HC Deb 27 November 1991 vol 199 cc903-5
9. Mr. Squire

To ask the Secretary of State for Trade and Industry what recent representations he has received from business men about the need for the United Kingdom to remain a receptive and attractive base for inward investment.

Mr. Redwood

The CBI has recently pointed out how important inward investment is to this country, and pointed to the success of this Government in attracting it—a success not assisted by some in the Labour movement, who call it "alien". I hope that Opposition Members will dissociate themselves from that comment, because Japanese and American investment is more than welcome here.

Mr. Squire

Does my hon. Friend agree that a co-ordinated tax policy across the Community—now advocated by the Opposition—would severely damage inward investment, much of which is attracted here by our lower corporation tax and income tax rates? The Labour party advocates that in addition to its well-known policies of intervention, control and regulation.

Mr. Redwood

I agree with my hon. Friend. The tax on businesses is much lighter here than in France, and it is also lower than in Germany. That is a powerful argument for companies that are thinking of locating within the Community to come to Britain. Were we ever to have the misfortune of a Labour Government, which is unlikely in the immediate future, the British public might welcome common taxation systems. Average taxation rates would then be lower than Labour rates, but higher than Conservative rates. We intend to keep a Conservative Government for that and other reasons.

Mr. Ted Garrett

The Minister made great play of being single-minded. Does he accept that that single-minded attitude about which he is boasting is the curse of British manufacturing industry? How can one expect inward investment when no assistance is given to our existing industries? I am referring to the machine tool industry, which is a key industry now suffering and struggling to keep seventh place in the world.

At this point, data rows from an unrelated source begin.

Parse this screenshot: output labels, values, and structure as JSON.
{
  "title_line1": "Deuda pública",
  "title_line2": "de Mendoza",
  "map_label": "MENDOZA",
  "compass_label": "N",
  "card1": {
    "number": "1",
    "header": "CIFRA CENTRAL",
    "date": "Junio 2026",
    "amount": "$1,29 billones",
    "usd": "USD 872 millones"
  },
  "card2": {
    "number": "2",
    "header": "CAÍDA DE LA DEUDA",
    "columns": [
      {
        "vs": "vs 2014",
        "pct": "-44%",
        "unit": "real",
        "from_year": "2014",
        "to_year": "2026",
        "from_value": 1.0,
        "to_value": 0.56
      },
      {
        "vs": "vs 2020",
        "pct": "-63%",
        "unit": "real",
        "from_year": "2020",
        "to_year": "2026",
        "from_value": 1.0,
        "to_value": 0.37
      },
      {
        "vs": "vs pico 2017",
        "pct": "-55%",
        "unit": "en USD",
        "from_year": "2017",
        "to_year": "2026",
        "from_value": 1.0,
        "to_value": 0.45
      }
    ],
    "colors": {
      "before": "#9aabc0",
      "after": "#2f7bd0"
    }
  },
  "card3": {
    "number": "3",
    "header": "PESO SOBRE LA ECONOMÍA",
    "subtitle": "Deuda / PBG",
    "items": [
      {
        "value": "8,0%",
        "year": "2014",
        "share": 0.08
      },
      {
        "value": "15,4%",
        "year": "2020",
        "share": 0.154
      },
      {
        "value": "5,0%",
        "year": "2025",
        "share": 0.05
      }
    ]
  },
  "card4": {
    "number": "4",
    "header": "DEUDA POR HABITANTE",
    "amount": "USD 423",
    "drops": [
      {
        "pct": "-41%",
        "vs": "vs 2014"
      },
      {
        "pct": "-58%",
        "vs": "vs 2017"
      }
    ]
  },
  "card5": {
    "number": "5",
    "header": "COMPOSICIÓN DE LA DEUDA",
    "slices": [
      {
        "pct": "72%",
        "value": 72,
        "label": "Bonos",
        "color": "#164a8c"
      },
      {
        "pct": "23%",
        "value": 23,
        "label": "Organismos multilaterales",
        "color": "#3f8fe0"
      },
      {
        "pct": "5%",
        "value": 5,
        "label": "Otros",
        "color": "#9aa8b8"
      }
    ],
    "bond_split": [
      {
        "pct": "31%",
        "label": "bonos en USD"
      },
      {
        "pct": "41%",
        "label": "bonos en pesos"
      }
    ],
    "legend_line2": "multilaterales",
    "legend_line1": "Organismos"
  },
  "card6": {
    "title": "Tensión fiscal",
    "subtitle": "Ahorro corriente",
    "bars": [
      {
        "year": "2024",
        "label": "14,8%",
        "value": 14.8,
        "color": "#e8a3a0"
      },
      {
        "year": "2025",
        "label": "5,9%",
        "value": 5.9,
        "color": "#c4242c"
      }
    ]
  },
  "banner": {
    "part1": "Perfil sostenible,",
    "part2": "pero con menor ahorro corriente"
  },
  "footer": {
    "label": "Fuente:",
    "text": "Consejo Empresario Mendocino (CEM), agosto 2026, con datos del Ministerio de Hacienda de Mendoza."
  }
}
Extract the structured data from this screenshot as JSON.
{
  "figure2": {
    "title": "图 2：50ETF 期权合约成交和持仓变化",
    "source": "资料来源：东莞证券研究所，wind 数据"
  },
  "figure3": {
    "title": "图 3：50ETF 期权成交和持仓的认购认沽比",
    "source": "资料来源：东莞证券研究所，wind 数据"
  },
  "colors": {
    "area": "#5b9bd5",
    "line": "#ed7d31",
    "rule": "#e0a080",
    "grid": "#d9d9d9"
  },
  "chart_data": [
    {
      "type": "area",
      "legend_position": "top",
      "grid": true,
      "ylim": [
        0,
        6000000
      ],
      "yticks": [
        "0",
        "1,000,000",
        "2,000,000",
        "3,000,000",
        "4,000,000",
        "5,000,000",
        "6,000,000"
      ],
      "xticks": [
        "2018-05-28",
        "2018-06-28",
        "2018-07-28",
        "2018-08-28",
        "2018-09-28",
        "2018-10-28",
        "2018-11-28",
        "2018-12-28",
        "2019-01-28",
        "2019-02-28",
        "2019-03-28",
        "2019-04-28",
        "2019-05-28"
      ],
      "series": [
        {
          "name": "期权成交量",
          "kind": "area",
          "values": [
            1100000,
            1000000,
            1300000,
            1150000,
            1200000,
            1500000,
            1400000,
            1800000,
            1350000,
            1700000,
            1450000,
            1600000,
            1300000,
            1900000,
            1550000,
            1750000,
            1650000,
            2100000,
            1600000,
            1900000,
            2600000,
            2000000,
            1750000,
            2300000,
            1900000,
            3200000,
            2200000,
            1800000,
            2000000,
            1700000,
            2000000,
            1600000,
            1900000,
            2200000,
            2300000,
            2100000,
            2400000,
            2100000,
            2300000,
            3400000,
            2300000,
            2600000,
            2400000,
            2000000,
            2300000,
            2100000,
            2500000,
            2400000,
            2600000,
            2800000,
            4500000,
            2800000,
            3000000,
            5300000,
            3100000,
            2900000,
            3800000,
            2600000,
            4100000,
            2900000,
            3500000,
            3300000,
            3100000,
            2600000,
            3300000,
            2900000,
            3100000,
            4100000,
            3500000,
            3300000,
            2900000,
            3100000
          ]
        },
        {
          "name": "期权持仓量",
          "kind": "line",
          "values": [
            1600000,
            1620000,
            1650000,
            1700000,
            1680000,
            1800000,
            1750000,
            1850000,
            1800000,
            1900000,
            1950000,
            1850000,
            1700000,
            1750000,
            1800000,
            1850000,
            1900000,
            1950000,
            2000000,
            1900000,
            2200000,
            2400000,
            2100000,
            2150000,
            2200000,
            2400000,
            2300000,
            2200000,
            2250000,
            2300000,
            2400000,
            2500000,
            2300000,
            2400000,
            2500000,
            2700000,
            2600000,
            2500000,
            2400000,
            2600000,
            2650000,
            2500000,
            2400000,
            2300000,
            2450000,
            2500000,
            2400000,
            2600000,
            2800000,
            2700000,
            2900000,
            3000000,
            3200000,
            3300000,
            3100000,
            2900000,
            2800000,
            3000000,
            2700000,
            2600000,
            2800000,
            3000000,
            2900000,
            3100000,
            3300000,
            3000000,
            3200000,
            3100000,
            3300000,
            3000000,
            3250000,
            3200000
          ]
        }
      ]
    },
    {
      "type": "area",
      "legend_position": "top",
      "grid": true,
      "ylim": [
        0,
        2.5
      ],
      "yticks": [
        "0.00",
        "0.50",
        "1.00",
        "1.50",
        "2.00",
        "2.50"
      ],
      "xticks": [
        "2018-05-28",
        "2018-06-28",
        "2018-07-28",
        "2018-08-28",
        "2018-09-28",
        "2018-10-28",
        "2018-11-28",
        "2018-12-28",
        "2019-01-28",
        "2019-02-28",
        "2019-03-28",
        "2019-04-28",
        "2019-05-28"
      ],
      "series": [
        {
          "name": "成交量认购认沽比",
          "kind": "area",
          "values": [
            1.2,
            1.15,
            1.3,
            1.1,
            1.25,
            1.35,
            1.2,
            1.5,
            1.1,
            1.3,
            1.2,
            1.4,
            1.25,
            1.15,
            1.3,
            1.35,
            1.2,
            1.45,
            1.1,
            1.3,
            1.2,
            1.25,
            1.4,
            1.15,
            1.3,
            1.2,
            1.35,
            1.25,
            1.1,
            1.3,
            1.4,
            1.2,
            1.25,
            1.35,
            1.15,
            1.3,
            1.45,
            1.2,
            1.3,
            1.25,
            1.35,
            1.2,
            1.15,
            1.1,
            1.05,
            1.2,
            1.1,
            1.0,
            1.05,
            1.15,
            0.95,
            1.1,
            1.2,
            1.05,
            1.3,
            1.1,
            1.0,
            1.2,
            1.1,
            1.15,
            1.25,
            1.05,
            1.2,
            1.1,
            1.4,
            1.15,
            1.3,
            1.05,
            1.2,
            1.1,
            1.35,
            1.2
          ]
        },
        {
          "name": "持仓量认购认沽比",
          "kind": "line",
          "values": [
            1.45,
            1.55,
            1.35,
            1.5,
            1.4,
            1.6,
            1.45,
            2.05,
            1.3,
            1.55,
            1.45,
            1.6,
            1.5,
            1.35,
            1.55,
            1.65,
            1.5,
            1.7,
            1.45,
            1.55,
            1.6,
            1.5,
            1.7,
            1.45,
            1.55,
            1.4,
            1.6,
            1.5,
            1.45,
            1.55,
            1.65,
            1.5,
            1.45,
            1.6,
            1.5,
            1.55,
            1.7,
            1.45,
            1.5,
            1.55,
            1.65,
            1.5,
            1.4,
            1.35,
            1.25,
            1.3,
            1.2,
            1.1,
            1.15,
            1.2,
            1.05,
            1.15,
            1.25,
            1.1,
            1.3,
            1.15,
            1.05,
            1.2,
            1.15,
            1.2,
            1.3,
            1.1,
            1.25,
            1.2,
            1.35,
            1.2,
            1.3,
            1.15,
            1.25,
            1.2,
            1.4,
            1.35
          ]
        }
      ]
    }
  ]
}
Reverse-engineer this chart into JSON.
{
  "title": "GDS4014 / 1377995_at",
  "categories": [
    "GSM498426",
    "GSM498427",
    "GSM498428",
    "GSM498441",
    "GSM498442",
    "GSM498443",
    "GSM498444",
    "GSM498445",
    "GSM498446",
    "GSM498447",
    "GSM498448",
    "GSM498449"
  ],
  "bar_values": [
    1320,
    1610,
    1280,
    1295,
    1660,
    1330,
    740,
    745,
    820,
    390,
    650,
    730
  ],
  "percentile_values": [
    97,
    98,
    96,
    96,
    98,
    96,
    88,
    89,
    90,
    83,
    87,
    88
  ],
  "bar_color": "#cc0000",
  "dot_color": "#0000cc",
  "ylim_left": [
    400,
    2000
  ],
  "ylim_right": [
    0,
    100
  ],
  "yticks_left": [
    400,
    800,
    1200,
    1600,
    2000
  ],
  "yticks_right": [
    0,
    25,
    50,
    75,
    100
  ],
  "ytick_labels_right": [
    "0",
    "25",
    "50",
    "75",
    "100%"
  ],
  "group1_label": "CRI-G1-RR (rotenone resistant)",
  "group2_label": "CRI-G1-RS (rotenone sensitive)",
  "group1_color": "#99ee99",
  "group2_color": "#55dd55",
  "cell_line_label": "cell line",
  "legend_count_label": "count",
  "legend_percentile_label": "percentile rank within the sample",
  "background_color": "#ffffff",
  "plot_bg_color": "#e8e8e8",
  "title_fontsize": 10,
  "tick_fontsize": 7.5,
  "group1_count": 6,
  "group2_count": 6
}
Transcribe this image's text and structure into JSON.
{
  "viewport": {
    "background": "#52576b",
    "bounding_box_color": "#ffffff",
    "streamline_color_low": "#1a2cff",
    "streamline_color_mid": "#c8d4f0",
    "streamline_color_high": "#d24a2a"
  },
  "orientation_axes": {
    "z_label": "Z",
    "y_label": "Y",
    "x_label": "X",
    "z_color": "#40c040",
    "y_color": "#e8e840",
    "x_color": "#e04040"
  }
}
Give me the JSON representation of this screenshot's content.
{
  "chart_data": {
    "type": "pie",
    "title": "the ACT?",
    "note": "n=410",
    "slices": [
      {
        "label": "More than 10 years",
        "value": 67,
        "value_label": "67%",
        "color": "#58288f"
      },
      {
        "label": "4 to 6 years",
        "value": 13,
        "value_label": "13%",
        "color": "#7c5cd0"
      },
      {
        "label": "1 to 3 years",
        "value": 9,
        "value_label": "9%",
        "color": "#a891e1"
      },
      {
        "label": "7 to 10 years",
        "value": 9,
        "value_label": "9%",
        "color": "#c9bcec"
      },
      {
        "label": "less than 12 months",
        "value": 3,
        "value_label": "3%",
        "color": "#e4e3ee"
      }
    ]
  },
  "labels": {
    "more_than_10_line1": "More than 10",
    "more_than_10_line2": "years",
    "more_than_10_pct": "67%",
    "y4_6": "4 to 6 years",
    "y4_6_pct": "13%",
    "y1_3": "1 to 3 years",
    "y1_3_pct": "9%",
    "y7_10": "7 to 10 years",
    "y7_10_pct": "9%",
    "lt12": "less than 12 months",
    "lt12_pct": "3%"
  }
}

There were further redundancies last week. I warn Ministers that if the machine tool industry goes under, it will act as a deterrent to inward investment because it will show that the Government are not committed to the principle of assistance.

Mr. Redwood

The Government have a clear industrial policy which has been set out by my right hon. Friend the Secretary of State. Low taxation is vital to that policy, as is the assistance given in some assisted areas by my hon. Friend the Minister responsible for regional selective assistance. Also vital is the support that we give to exports and trade abroad when British companies are involved. The hon. Gentleman should do his homework on those points. We have a single-minded policy for British industrial success, but the Opposition have a feebleminded policy which would achieve nothing for British industry.

Mr. Soames

Is my hon. Friend aware that my constituency is extremely attractive geographically for countries making inward investment in Britain and that it has prospered from such inward investment? Does my hon. Friend agree that more than ever it is important that an agreement is reached at Maastricht in which Britain takes a whole-hearted role in the European Community, because otherwise it will cease to be so attractive for inward investment?

Mr. Redwood

We all hope that there will be a good agreement at Maastricht. We want an agreement that promotes business and does not impose burdens or barriers upon the business community. That is what the Government are fighting for, among other things, in those important discussions. The success of our policy is evident in Crawley, which is well served by my hon. Friend. It is also evident in the overall figures, which show that we have attracted almost 40 per cent. of the total American and Japanese investment into the European Community. Those are astonishingly good figures which show the attraction of Britain as a location for investment.